Sussex Police were inundated with 70,000 extra 999 calls last year because of the upsurge in mobile phone use.
A new report says officers still managed to hit their target of answering nine out of ten calls within ten seconds.
The annual report also reveals officers took an average of 11.3 days off sick last year, a slight increase on the previous 12 months but below the national average of 12.2 days.
The force's 999 call answering performance is better than the national average of 87.1 per cent and a big improvement on last year, when slightly more than eight out of every ten calls were answered on time.
Superintendent Colin Crooks said he was delighted by the figures, which are included in the annual Her Majesty's Chief Inspector of Constabulary Report.
He blamed the rise in calls on the increased use of mobile phones, both deliberate and accidental. In 1999/2000, the force received 201,365 calls. Last year it was 270,692.

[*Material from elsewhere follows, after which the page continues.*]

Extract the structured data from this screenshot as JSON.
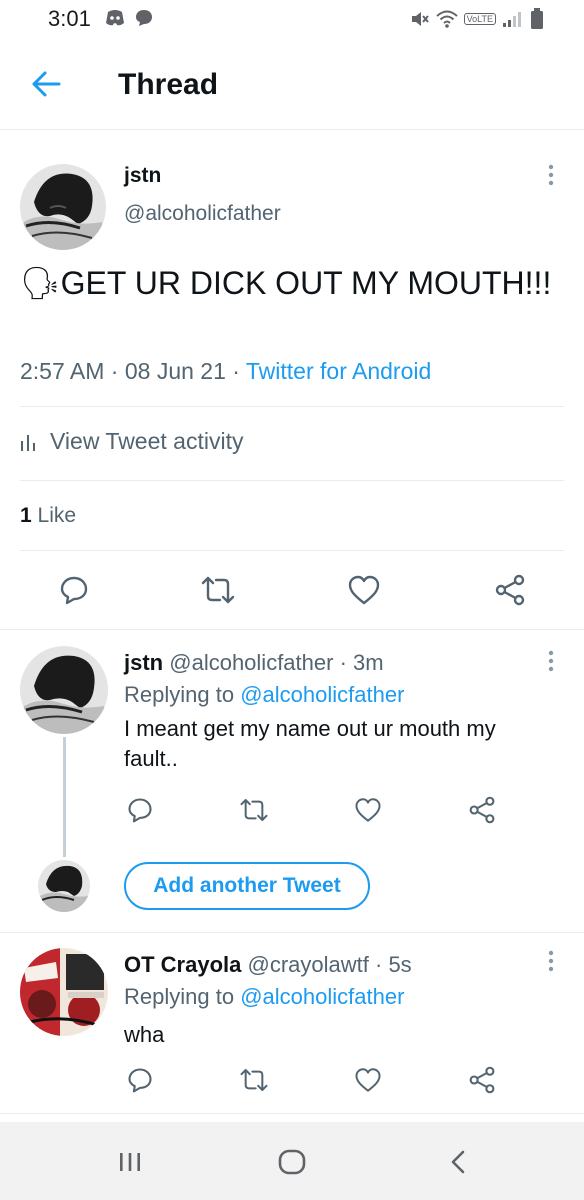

Supt Crooks, who is in charge of Sussex's call-handling operation, said: "In the past, we would have had maybe one or two people ringing in the event of a road crash or another emergency.
"Now, because so many people have mobiles, we will get four or five. That is not a bad thing. We would not deter anyone from calling in a genuine emergency."
He said the force was working on a national solution to the problem of accidental 999 calls, often caused by mobile phones in people's pockets.